De opname in het basispakket kan tijdelijk of onder voorwaarden geschieden. De tijdelijkheid of de voorwaarden zijn dan afgeleid van de maatregelen die zijn geïnitieerd of getroffen voor het realiseren van gepast gebruik van het geneesmiddel en voor het afdekken van financiële risico’s. Wanneer de opname tijdelijk is, bijvoorbeeld gedurende de looptijd van een financieel arrangement, dient rekening gehouden te worden met de mogelijkheid dat het geneesmiddel daarna geen deel meer uitmaakt van het basispakket.

3. Deucravacitinib

Toepassing van de sluis

Het geneesmiddel deucravacitinib is op 25 maart 2023 in de sluis is geplaatst, met als gevolg dat het niet tot de geneeskundige zorg behoort die op grond van een zorgverzekering als bedoeld in de Zorgverzekeringswet (Zvw) verzekerd is (Stcrt. 2023, 9582). Aanleiding voor de plaatsing in de sluis was dat het Committee for Medicinal Products for Human Use (hierna: CHMP) op 26 januari 2023 een positieve opinie heeft gegeven over toelating tot de Europese markt van deucravacitinib voor zover verstrekt voor de behandeling van matige tot ernstige plaque psoriasis bij volwassenen die in aanmerking komen voor systemische behandeling. Conform het beleid voor de toepassing van de sluis is ook rekening gehouden met de toekomstige indicatie-uitbreidingen van deucravacitinib. Deucravacitinib is in de sluis geplaatst vanwege het destijds ingeschatte maximale macrokostenbeslag van € 115 mln. excl. btw per jaar. Met de uitsluiting van deucravacitinib is voorkomen dat het geneesmiddel voor de nieuwe en toekomstige indicaties automatisch het basispakket zou instromen.

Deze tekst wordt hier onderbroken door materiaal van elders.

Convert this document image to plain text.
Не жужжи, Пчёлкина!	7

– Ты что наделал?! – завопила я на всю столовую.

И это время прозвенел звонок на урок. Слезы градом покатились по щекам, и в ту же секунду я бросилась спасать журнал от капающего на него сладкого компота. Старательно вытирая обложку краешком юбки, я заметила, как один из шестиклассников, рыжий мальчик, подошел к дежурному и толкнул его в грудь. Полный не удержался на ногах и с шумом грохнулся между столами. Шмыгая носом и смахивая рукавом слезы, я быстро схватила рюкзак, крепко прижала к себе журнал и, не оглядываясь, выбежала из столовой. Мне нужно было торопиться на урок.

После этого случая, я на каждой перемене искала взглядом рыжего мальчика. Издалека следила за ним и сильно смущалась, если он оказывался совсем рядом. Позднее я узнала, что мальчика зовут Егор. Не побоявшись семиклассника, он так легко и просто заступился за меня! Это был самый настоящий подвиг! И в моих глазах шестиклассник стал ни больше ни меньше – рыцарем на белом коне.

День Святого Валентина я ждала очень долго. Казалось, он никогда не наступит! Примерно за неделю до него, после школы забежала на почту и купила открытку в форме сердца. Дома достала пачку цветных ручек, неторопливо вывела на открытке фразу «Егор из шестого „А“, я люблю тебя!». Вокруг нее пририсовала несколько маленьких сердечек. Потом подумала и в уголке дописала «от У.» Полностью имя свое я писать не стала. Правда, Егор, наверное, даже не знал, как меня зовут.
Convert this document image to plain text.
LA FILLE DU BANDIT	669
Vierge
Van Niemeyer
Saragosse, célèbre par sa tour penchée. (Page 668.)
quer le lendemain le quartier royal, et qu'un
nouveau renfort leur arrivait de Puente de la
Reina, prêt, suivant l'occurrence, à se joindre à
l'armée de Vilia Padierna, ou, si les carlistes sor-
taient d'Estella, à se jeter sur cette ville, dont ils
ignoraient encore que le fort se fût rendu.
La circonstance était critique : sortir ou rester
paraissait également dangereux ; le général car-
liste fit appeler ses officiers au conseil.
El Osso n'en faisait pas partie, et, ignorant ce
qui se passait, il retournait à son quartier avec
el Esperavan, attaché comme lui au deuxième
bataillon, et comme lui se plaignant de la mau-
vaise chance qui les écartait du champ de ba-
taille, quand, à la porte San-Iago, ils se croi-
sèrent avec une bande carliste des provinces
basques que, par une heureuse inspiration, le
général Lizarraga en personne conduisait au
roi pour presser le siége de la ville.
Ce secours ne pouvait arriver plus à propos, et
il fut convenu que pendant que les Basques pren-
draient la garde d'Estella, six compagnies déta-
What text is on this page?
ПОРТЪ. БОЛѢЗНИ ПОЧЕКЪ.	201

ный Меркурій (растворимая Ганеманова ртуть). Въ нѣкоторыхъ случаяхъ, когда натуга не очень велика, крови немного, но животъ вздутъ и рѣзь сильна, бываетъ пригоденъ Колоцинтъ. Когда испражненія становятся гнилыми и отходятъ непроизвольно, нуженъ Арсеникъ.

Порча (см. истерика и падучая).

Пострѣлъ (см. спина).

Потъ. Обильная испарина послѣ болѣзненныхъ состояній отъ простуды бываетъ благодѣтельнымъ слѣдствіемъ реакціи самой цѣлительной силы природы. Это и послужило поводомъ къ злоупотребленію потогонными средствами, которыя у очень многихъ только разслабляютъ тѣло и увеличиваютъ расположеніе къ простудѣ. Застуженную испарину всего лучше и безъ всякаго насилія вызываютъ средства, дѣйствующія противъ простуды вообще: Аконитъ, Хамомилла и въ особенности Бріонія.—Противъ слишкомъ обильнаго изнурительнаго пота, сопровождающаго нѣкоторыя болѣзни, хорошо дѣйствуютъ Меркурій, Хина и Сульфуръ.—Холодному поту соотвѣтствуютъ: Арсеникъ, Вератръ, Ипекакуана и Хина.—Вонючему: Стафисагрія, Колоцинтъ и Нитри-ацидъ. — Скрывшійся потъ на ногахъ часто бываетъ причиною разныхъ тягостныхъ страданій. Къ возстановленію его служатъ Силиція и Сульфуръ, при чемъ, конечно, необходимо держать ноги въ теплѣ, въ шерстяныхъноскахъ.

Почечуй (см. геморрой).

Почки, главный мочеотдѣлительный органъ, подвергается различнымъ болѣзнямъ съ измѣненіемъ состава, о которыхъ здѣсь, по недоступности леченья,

Gedeeltelijke opheffing sluis deucravacitinib

Op 27 maart 2024 heeft het Zorginstituut een advies uitgebracht over deucravacitinib, waarin wordt geconcludeerd dat deucravacitinib voldoet aan de stand van de wetenschap en praktijk bij matige tot ernstige plaque psoriasis bij volwassenen die in aanmerking komen voor systemische behandeling waarbij orale systemische therapie wenselijk is en behandeling met conventionele middelen met een eerstelijnslabel gecontra-indiceerd is. Gezien de vele behandelmogelijkheden voor psoriasis en de onderlinge concurrentie die hierdoor ontstaat verwachten veldpartijen het financiële risico dat gepaard zou kunnen gaan met de inzet van deucravacitinib voldoende te kunnen beheersen. Dit biedt voldoende waarborgen dat de kosten van dit geneesmiddel voor deze indicatie op een aanvaardbaar niveau blijven zonder financieel arrangement van rijkswege. Daarmee is opname in het basispakket maatschappelijk verantwoord en kan deucravacitinib toegankelijk zijn voor volwassen patiënten met matige tot ernstige plaque psoriasis die in aanmerking komen voor systemische behandeling waarbij orale systemische therapie wenselijk is en behandeling met conventionele middelen met een eerstelijnslabel gecontra-indiceerd is. Met deze wijziging van de Rzv is geregeld dat het geneesmiddel deucravacitinib daags na publicatie van de regeling in de Staatscourant voor de bovengenoemde indicatie niet is uitgesloten van het basispakket.